The radical new DEP rollback policy announced in the Guidance document applies Statewide uniformly to hundreds of sites. It would have dramatic substantive economic, environmental and public health impacts.
Because of this, it meets the criteria the NJ Supreme Court found require administrative rule-making procedures.
That NJ Supreme Court decision is known as the “Metro-media” decision (hit link for the Court’s opinion).
However, the DEP Guidance rollback was not adopted by DEP pursuant to rule making procedures.
Therefore, because the DEP’s radical new rollback Guidance document meets the Court’s criteria for defining a regulation and triggering rule-making procedures, and because it has not been subject to public notice and comment rule-making procedures, it violates the law and is vulnerable to legal challenge.
Calling the legal eagles! This DEP move can not stand!
It is easy for DEP Commissioner McCabe to criticize Trump EPA rollbacks.
But to do so while your DEP is rolling back historical protections is shameful and inexcusable hypocrisy.
[End Note: for context on “caps”:
In NJ law, capping is an “institutional control” – or a “non-permanent” “passive” remedy (sometime derided as “pave and wave”). Prior NJ law emphasized “permanent remedies”, i.e. complete cleanup of soil and groundwater: excavation of contaminated soils and treatment on groundwater.
Allowing institutional controls in lieu of permanent cleanups was part of the gutting on NJ’s ECRA law in 1993. ECRA was replaced by ISRA, see:
http://www.currenenvironmental.com/njdep-isra-process
Other NJ cleanup laws were further gutted in the 1997 Brownfield law.
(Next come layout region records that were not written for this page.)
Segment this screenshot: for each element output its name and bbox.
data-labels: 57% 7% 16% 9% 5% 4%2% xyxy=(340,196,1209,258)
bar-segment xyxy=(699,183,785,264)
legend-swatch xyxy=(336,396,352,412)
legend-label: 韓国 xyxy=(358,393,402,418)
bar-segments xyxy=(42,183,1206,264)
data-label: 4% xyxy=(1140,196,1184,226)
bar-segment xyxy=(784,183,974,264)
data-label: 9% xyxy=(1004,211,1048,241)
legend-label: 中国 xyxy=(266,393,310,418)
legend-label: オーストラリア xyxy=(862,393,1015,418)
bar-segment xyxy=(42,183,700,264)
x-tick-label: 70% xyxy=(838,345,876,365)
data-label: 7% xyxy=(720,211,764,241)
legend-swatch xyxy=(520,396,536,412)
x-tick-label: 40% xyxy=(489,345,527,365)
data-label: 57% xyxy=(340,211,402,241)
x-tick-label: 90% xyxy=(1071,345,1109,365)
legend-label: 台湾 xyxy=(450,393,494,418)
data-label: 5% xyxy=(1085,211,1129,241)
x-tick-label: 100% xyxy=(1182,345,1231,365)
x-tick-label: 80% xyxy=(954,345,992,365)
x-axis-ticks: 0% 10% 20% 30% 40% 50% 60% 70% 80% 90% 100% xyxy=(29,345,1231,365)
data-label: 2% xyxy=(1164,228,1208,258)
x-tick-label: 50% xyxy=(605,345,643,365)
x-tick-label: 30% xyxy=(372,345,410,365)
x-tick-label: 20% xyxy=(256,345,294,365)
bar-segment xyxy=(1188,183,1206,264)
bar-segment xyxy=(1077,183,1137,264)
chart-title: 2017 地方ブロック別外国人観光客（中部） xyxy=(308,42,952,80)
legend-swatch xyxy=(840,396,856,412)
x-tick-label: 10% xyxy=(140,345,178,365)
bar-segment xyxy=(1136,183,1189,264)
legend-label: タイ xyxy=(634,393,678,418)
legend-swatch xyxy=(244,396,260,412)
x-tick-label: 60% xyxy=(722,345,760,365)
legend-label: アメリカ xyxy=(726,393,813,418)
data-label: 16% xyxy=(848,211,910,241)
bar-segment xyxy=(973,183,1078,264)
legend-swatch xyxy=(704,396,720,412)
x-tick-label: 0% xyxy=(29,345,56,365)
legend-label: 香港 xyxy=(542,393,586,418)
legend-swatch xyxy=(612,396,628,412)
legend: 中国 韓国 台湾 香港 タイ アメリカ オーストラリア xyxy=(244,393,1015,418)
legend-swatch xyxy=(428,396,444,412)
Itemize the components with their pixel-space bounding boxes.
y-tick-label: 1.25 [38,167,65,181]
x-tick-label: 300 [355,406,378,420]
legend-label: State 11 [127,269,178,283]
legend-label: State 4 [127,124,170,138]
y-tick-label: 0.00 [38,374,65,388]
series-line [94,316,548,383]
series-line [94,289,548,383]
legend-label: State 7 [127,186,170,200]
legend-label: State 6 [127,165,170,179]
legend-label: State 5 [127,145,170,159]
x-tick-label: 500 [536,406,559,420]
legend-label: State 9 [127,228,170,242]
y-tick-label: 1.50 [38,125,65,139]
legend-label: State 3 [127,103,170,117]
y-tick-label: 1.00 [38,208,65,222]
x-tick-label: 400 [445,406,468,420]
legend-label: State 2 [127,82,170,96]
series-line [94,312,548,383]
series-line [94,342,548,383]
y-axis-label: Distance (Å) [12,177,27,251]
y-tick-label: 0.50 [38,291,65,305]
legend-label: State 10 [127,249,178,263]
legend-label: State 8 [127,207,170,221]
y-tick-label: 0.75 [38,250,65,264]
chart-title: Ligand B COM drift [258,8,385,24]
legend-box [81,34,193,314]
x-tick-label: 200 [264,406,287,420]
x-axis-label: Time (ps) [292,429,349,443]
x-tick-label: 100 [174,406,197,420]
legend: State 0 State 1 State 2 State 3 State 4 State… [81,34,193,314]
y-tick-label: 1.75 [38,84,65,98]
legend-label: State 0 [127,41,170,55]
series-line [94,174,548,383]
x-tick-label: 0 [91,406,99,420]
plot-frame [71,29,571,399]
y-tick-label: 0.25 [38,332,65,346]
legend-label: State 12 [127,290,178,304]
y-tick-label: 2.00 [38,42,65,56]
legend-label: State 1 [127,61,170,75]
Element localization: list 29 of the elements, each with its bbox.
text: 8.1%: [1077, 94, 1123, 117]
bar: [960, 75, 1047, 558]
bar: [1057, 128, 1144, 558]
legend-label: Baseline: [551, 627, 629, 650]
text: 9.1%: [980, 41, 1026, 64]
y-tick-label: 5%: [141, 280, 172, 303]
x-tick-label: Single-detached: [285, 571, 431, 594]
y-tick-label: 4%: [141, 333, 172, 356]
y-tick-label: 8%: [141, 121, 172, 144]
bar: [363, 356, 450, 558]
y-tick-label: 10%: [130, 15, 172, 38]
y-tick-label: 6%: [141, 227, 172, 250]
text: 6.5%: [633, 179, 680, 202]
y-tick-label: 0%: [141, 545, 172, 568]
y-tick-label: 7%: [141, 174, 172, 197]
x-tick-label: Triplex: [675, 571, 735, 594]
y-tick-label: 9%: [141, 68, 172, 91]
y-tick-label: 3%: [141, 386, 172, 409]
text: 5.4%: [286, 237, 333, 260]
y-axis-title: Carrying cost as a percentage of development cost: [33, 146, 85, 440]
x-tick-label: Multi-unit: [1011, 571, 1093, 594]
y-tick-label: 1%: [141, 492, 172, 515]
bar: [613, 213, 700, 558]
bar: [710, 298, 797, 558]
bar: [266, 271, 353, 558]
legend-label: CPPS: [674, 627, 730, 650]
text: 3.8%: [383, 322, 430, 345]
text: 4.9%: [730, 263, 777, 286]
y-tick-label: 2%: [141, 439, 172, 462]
The Corzine/Lisa Jackson 2009 privatization was the final nail in the coffin.
The NJ rollbacks were part of a national campaign run by the corporate polluters to reduce cleanup costs and liability .
To do this, industry lobbyists and lawyers were able to get “risk based” decision-making into Superfund. Caps were allowed to replace “permanent remedies” based on alleged acceptable risks, i.e. control of human exposure instead of removal of the contaminated soil and groundwater.